Want bovenmenselijk is dit streven. Vaak wordt het perfectionisme genoemd, maar mijns inziens is het meer dan dat: het is een almachtswens. Deze betaald-werkende moeders stellen zich bovenmenselijke macht over hun leven voor.  Zij willen (en proberen) met bovenmenselijke krachten alles onder controle te houden en aan alle idealen (kostverdiener, moeder, partner) tegelijk te voldoen. Het is een vorm van magisch denken. Als je maar alles op alles zet, elke dag weer, dan lukt dit. Bij kinderen kun je dit magisch denken ook zien: moeder kan alles, weet alles en niets is haar teveel.

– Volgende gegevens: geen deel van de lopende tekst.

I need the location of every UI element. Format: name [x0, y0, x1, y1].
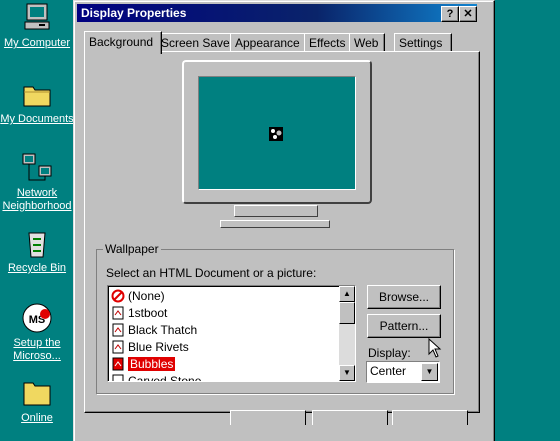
bitmap-file-icon — [111, 323, 125, 337]
wallpaper-group-label: Wallpaper — [105, 242, 159, 256]
tab-web[interactable]: Web — [349, 33, 385, 52]
bitmap-file-icon — [111, 306, 125, 320]
desktop-icon-my-computer[interactable]: My Computer — [0, 2, 74, 50]
desktop-icon-online[interactable]: Online — [0, 377, 74, 425]
pattern-button[interactable]: Pattern... — [367, 314, 441, 338]
list-item[interactable]: Blue Rivets — [111, 339, 189, 355]
cancel-button[interactable] — [312, 410, 388, 425]
wallpaper-preview-tile — [269, 127, 283, 141]
list-item-selected[interactable]: Bubbles — [111, 356, 176, 372]
desktop-icon-label: Setup the Microso... — [13, 337, 61, 362]
desktop-icon-label: Recycle Bin — [7, 262, 67, 274]
tab-appearance[interactable]: Appearance — [230, 33, 306, 52]
list-item[interactable]: Black Thatch — [111, 322, 197, 338]
list-item[interactable]: Carved Stone — [111, 373, 201, 381]
bitmap-file-icon — [111, 357, 125, 371]
close-button[interactable]: ✕ — [459, 6, 477, 22]
list-item[interactable]: (None) — [111, 288, 165, 304]
network-icon — [21, 152, 53, 184]
tab-screen-saver[interactable]: Screen Saver — [156, 33, 234, 52]
desktop-icon-network-neighborhood[interactable]: Network Neighborhood — [0, 152, 74, 213]
list-item[interactable]: 1stboot — [111, 305, 167, 321]
folder-icon — [21, 377, 53, 409]
display-label: Display: — [368, 346, 411, 360]
monitor-neck — [234, 205, 318, 217]
preview-screen — [198, 76, 356, 190]
mouse-cursor-icon — [428, 337, 442, 361]
bitmap-file-icon — [111, 374, 125, 381]
tab-settings[interactable]: Settings — [394, 33, 452, 52]
msn-icon: MS — [21, 302, 53, 334]
ok-button[interactable] — [230, 410, 306, 425]
desktop-icon-label: My Computer — [3, 37, 71, 49]
display-mode-select[interactable]: Center ▼ — [366, 361, 440, 383]
desktop-icon-setup-msn[interactable]: MS Setup the Microso... — [0, 302, 74, 363]
display-mode-value: Center — [370, 364, 407, 378]
browse-button[interactable]: Browse... — [367, 285, 441, 309]
tab-effects[interactable]: Effects — [304, 33, 354, 52]
chevron-down-icon[interactable]: ▼ — [421, 363, 438, 381]
select-document-label: Select an HTML Document or a picture: — [106, 266, 317, 280]
desktop-icon-label: Network Neighborhood — [2, 187, 72, 212]
wallpaper-listbox[interactable]: (None) 1stboot Black Thatch Blue Rivets … — [107, 285, 356, 382]
apply-button[interactable] — [392, 410, 468, 425]
recycle-bin-icon — [21, 227, 53, 259]
title-bar[interactable]: Display Properties ? ✕ — [77, 4, 477, 22]
scroll-thumb[interactable] — [339, 302, 355, 324]
desktop-icon-label: My Documents — [0, 113, 74, 125]
desktop-icon-my-documents[interactable]: My Documents — [0, 78, 74, 126]
scroll-up-button[interactable]: ▲ — [339, 286, 355, 302]
window-title: Display Properties — [81, 6, 187, 20]
listbox-scrollbar[interactable]: ▲ ▼ — [339, 286, 355, 381]
desktop-icon-recycle-bin[interactable]: Recycle Bin — [0, 227, 74, 275]
folder-icon — [21, 78, 53, 110]
tab-background[interactable]: Background — [84, 31, 162, 54]
monitor-base — [220, 220, 330, 228]
scroll-down-button[interactable]: ▼ — [339, 365, 355, 381]
computer-icon — [21, 2, 53, 34]
desktop-icon-label: Online — [21, 412, 53, 424]
help-button[interactable]: ? — [441, 6, 459, 22]
none-icon — [111, 289, 125, 303]
bitmap-file-icon — [111, 340, 125, 354]
monitor-preview — [182, 60, 372, 211]
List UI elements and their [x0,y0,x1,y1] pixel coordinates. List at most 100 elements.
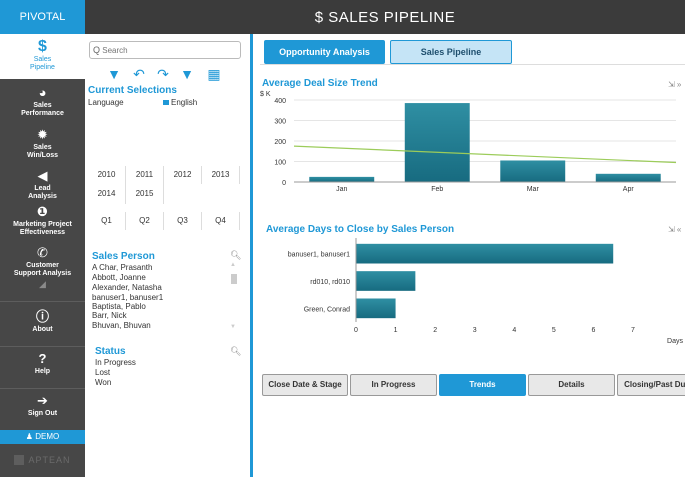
tab-details[interactable]: Details [528,374,615,396]
sidebar-item-about[interactable]: ⓘ About [0,310,85,346]
search-box[interactable]: Q [89,41,241,59]
sidebar-item-customer-support[interactable]: ✆ Customer Support Analysis [0,246,85,282]
collapse-icon[interactable]: ◢ [0,280,85,294]
x-tick-label: 3 [473,327,477,334]
quarter-q2[interactable]: Q2 [126,216,163,230]
y-tick-label: 400 [274,98,286,105]
list-item[interactable]: Won [95,378,111,387]
sidebar-item-label: Sales Pipeline [30,56,55,71]
year-2012[interactable]: 2012 [164,166,201,184]
year-2015[interactable]: 2015 [126,185,163,203]
list-item[interactable]: banuser1, banuser1 [92,293,163,302]
scroll-down-icon[interactable]: ▼ [230,324,236,330]
search-icon[interactable]: 🔍︎ [230,346,241,357]
tab-underline [260,64,685,65]
phone-icon: ✆ [37,245,48,260]
demo-badge: ♟ DEMO [0,430,85,444]
status-title: Status [95,346,126,357]
list-item[interactable]: In Progress [95,358,136,367]
bar [356,243,614,264]
sidebar-item-sales-performance[interactable]: ◕ Sales Performance [0,86,85,122]
tab-in-progress[interactable]: In Progress [350,374,437,396]
deal-size-chart: $ K 0 100 200 300 400 Jan Feb Mar Apr [260,91,677,193]
x-tick-label: Apr [623,186,635,193]
sidebar-item-lead-analysis[interactable]: ◀ Lead Analysis [0,169,85,205]
bar [500,160,566,182]
search-icon: Q [93,45,101,55]
redo-icon[interactable]: ↷ [155,67,171,81]
bar [595,173,661,182]
x-tick-label: 2 [433,327,437,334]
megaphone-icon: ◀ [37,168,48,183]
divider [163,166,164,204]
y-tick-label: 200 [274,139,286,146]
sales-person-title: Sales Person [92,251,155,262]
divider [201,212,202,230]
language-value[interactable]: English [163,98,197,107]
sign-out-icon: ➔ [37,393,48,408]
filter-icon[interactable]: ▼ [179,67,195,81]
sidebar-item-sales-pipeline[interactable]: $ Sales Pipeline [0,34,85,79]
tab-closing-past-due[interactable]: Closing/Past Due [617,374,685,396]
x-axis-unit: Days [667,338,683,345]
year-2013[interactable]: 2013 [202,166,239,184]
scrollbar[interactable]: ▲ ▼ [230,262,238,334]
y-axis-unit: $ K [260,91,271,98]
list-item[interactable]: A Char, Prasanth [92,263,152,272]
clear-filter-icon[interactable]: ▼ [106,67,122,81]
divider [125,212,126,230]
chart-title-days-to-close: Average Days to Close by Sales Person [266,224,455,235]
list-item[interactable]: Baptista, Pablo [92,302,146,311]
sidebar-item-label: Customer Support Analysis [13,262,72,277]
list-item[interactable]: Lost [95,368,110,377]
tab-close-date-stage[interactable]: Close Date & Stage [262,374,348,396]
bar [356,271,416,291]
trend-line [293,145,677,164]
sidebar-item-label: Lead Analysis [28,185,57,200]
sidebar-item-label: Sales Performance [21,102,64,117]
sidebar-divider [0,346,85,347]
x-tick-label: 7 [631,327,635,334]
x-tick-label: 1 [394,327,398,334]
footer-logo: APTEAN [0,450,85,470]
language-label: Language [88,98,124,107]
sidebar-item-help[interactable]: ? Help [0,352,85,388]
quarter-q1[interactable]: Q1 [88,216,125,230]
export-icon[interactable]: ⇲ « [668,225,681,234]
sidebar-item-sales-winloss[interactable]: ✹ Sales Win/Loss [0,128,85,164]
tab-sales-pipeline[interactable]: Sales Pipeline [390,40,512,64]
list-item[interactable]: Alexander, Natasha [92,283,162,292]
quarter-q4[interactable]: Q4 [202,216,239,230]
x-tick-label: Jan [336,186,347,193]
quarter-q3[interactable]: Q3 [164,216,201,230]
year-2014[interactable]: 2014 [88,185,125,203]
divider [239,212,240,230]
calendar-icon[interactable]: ▦ [206,67,222,81]
list-item[interactable]: Bhuvan, Bhuvan [92,321,151,330]
y-tick-label: rd010, rd010 [310,279,350,286]
tab-opportunity-analysis[interactable]: Opportunity Analysis [264,40,385,64]
year-2010[interactable]: 2010 [88,166,125,184]
days-to-close-chart: banuser1, banuser1 rd010, rd010 Green, Con… [288,238,683,345]
x-tick-label: 4 [512,327,516,334]
tab-trends[interactable]: Trends [439,374,526,396]
undo-icon[interactable]: ↶ [131,67,147,81]
sidebar: $ Sales Pipeline ◕ Sales Performance ✹ Sal… [0,34,85,477]
list-item[interactable]: Abbott, Joanne [92,273,146,282]
bar [309,176,375,182]
y-tick-label: banuser1, banuser1 [288,252,350,259]
list-item[interactable]: Barr, Nick [92,311,127,320]
scroll-up-icon[interactable]: ▲ [230,262,236,268]
sidebar-item-label: Help [34,368,51,375]
search-icon[interactable]: 🔍︎ [230,250,241,261]
bar [356,298,396,319]
x-tick-label: 5 [552,327,556,334]
sidebar-divider [0,301,85,302]
scroll-thumb[interactable] [231,274,237,284]
year-2011[interactable]: 2011 [126,166,163,184]
info-icon: ⓘ [35,309,49,324]
sidebar-item-sign-out[interactable]: ➔ Sign Out [0,394,85,430]
sidebar-item-marketing-project[interactable]: ❶ Marketing Project Effectiveness [0,205,85,241]
divider [163,212,164,230]
search-input[interactable] [102,46,223,55]
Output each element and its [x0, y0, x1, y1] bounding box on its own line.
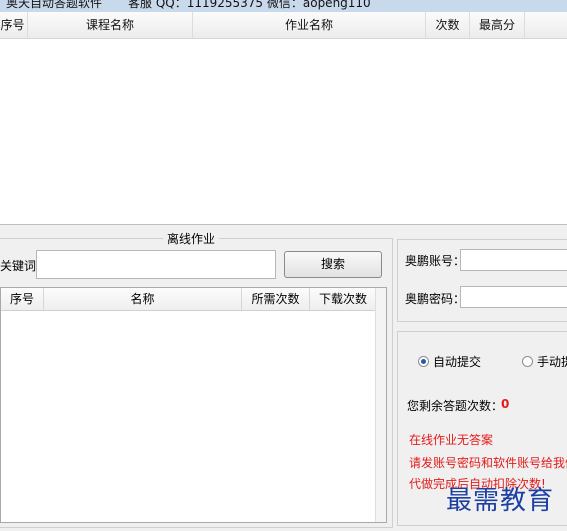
notice-no-answer: 在线作业无答案 [409, 433, 494, 447]
col-download-count[interactable]: 下载次数 [310, 288, 377, 310]
search-button[interactable]: 搜索 [284, 251, 382, 278]
radio-unselected-icon [522, 356, 533, 367]
remaining-count-label: 您剩余答题次数： [407, 399, 504, 413]
offline-homework-table: 序号 名称 所需次数 下载次数 [0, 287, 387, 523]
login-group: 奥鹏账号： 奥鹏密码： [397, 239, 567, 322]
vertical-scrollbar[interactable] [375, 288, 386, 522]
manual-submit-label: 手动提 [537, 355, 567, 369]
contact-info: 客服 QQ：1119255375 微信：aopeng110 [128, 0, 371, 10]
col-required-count[interactable]: 所需次数 [242, 288, 310, 310]
app-title: 奥天自动答题软件 [6, 0, 103, 10]
account-label: 奥鹏账号： [405, 254, 466, 268]
notice-send-account: 请发账号密码和软件账号给我们答 [409, 456, 567, 470]
online-homework-table: 序号 课程名称 作业名称 次数 最高分 [0, 12, 567, 225]
offline-table-header: 序号 名称 所需次数 下载次数 [1, 288, 377, 311]
auto-submit-label: 自动提交 [433, 355, 482, 369]
title-bar: 奥天自动答题软件 客服 QQ：1119255375 微信：aopeng110 [0, 0, 567, 12]
online-table-header: 序号 课程名称 作业名称 次数 最高分 [0, 12, 567, 39]
offline-group-title: 离线作业 [163, 230, 220, 247]
account-input[interactable] [460, 249, 567, 271]
col-course-name[interactable]: 课程名称 [28, 12, 193, 38]
password-input[interactable] [460, 286, 567, 308]
col-name[interactable]: 名称 [44, 288, 242, 310]
keyword-label: 关键词 [0, 259, 37, 273]
col-index[interactable]: 序号 [1, 288, 44, 310]
col-count[interactable]: 次数 [426, 12, 470, 38]
auto-submit-radio[interactable]: 自动提交 [418, 353, 481, 370]
col-homework-name[interactable]: 作业名称 [193, 12, 426, 38]
keyword-input[interactable] [36, 250, 276, 279]
password-label: 奥鹏密码： [405, 292, 466, 306]
col-index[interactable]: 序号 [0, 12, 28, 38]
manual-submit-radio[interactable]: 手动提 [522, 353, 567, 370]
radio-selected-icon [418, 356, 429, 367]
col-high-score[interactable]: 最高分 [470, 12, 525, 38]
watermark-logo: 最需教育 [446, 486, 555, 516]
remaining-count-value: 0 [501, 397, 510, 411]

Misschien denk je dat ik overdrijf. Je doet immers concessies: je partner en jij hebben bijvoorbeeld samen 1,5 betaalde baan. Dan nog betekent het dat jullie met zijn tweeën 2,5 baan uitvoeren: een gezin met twee kinderen en het huishouden is een dagtaak en dan nog wel een inefficiënte dagtaak. Je wordt gestuurd door het levensritme van je kinderen, of dat nu volle luiers en voedingen of schooltijden zijn en het huishouden moet er tussendoor. Als je een kind naar de dagopvang brengt, is een deel van het werk opgevangen, maar het huishouden en alle overige zaken niet.

Een tijd lang is deze almachtswens een krachtige motivator.  Veel jonge moeders houden het een heel aantal jaren vol.  Het is echter roofbouw op jezelf en niet zelden leidt het uiteindelijk tot een breuk in het patroon. Dat kan zijn dat de relatie geen stand houdt, het kan ook een burn-out zijn. Beide geven een enorm gevoel van onmacht, een kaartenhuis dat instort. Alleen een periode van erkennen van de onmacht en herbezinning op de menselijke maat is de start van de genezing.

Is dit een pleidooi om betaald werk op te geven? Geenszins. Het is wel een pleidooi om eerlijk te rekenen: hoeveel werk/tijd/energie is nu eigenlijk echt nodig? Wat kun je opbrengen? Hoeveel steuntroepen/geld heb je? In “Spitsuur van het leven” doe ik daartoe een voorstel.